A rambler rose is like an ill-mannered guest who doesn’t respect boundaries, but is so charming in other ways that he’s always welcome to the party. Ramblers are the roses that creep across a castle’s façade, lending vibrant splashes of color to drab stone. They can sprawl upward across a house’s walls, tower through a tree’s branches, and banish the ugliness of a drab building with beautiful and profuse flowers. Rambler roses are adored by gardeners precisely for their habit of rambling, as their name implies, and can grow to 20 feet (6.1 meters) and often more.

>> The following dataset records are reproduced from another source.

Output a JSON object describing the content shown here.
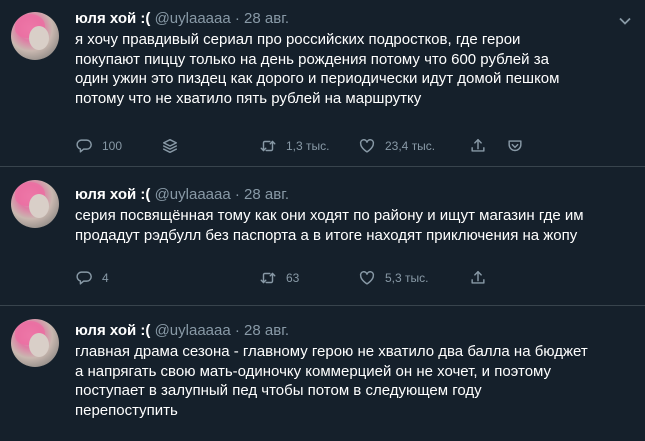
{
  "tweets": [
    {
      "name": "юля хой :(",
      "handle": "@uylaaaaa",
      "dot": "·",
      "date": "28 авг.",
      "lines": [
        "я хочу правдивый сериал про российских подростков, где герои",
        "покупают пиццу только на день рождения потому что 600 рублей за",
        "один ужин это пиздец как дорого и периодически идут домой пешком",
        "потому что не хватило пять рублей на маршрутку"
      ],
      "replies": "100",
      "retweets": "1,3 тыс.",
      "likes": "23,4 тыс."
    },
    {
      "name": "юля хой :(",
      "handle": "@uylaaaaa",
      "dot": "·",
      "date": "28 авг.",
      "lines": [
        "серия посвящённая тому как они ходят по району и ищут магазин где им",
        "продадут рэдбулл без паспорта а в итоге находят приключения на жопу"
      ],
      "replies": "4",
      "retweets": "63",
      "likes": "5,3 тыс."
    },
    {
      "name": "юля хой :(",
      "handle": "@uylaaaaa",
      "dot": "·",
      "date": "28 авг.",
      "lines": [
        "главная драма сезона - главному герою не хватило два балла на бюджет",
        "а напрягать свою мать-одиночку коммерцией он не хочет, и поэтому",
        "поступает в залупный пед чтобы потом в следующем году",
        "перепоступить"
      ]
    }
  ]
}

Rambler roses are related to climbing roses and, in fact, are the ancestors of today’s climbing roses. But there are important distinctions between them. While climbers may have several periods of bloom in a single season, known as repeat bloom, rambler roses usually will bloom just once. But that single outstanding show each year is enough to make them a favorite flower among gardeners who have the space to grow them. Also, while climbers can drape across structures as ramblers do and they possess long, arching canes, their canes cannot match the length or strength of a rambler’s.
If the spot where a gardener chooses to plant a rambler rose is large enough, but there is no support structure on which it can drape itself, a rambler can still thrive. Some rose lovers simply allow the canes of their ramblers to arc naturally across the ground. With this method, they often are rewarded when the canes put down roots and form another rambler where they touch the ground.

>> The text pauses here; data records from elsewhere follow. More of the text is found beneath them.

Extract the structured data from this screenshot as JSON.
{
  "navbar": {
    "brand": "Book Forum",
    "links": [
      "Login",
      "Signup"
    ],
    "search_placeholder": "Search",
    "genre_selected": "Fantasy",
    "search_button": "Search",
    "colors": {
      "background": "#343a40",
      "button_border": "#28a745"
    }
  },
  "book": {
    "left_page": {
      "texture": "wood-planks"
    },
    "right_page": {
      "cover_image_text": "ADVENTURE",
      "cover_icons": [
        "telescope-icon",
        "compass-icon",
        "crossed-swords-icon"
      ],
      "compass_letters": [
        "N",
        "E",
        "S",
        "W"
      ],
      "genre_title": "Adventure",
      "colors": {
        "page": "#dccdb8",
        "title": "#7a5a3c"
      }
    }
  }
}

Like climbers, rambler roses will put on a better flowering show if their canes are trained horizontally, for example along a fence. And like other types of roses, they perform better with at least six hours of sunlight each day. Also, they should be protected from harsh winds.

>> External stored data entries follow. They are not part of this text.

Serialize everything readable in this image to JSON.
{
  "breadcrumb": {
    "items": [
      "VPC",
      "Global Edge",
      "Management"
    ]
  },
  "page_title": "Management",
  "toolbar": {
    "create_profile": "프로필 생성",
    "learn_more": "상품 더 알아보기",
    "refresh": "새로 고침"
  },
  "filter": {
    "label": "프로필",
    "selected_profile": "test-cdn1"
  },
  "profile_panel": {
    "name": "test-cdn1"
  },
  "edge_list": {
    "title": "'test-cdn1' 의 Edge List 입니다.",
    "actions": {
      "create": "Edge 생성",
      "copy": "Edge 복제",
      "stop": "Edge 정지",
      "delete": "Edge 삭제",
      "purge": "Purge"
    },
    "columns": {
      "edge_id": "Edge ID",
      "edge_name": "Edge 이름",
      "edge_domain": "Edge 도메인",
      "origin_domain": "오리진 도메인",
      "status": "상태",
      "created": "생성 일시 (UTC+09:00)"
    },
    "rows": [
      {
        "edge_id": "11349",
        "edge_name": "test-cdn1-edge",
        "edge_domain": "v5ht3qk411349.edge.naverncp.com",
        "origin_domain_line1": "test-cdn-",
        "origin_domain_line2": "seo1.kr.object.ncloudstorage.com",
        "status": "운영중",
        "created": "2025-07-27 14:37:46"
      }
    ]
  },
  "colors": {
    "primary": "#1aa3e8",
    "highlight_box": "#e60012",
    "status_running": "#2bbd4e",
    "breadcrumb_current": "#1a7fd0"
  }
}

Because rambler roses bloom on old wood, a gardener should never prune a rambler before it has bloomed. If he does, he is cutting off the show that he likely waited for all year. The best time to prune rambler roses, if necessary or desired, is after they have put on their annual show. This will give them time to produce more growth in the current season that will become next year’s old wood. Eventually, some of these canes will become weak, while stronger canes will take their place, and the less hardy or dying among them may have to be pruned and discarded to keep the rambler roses healthy.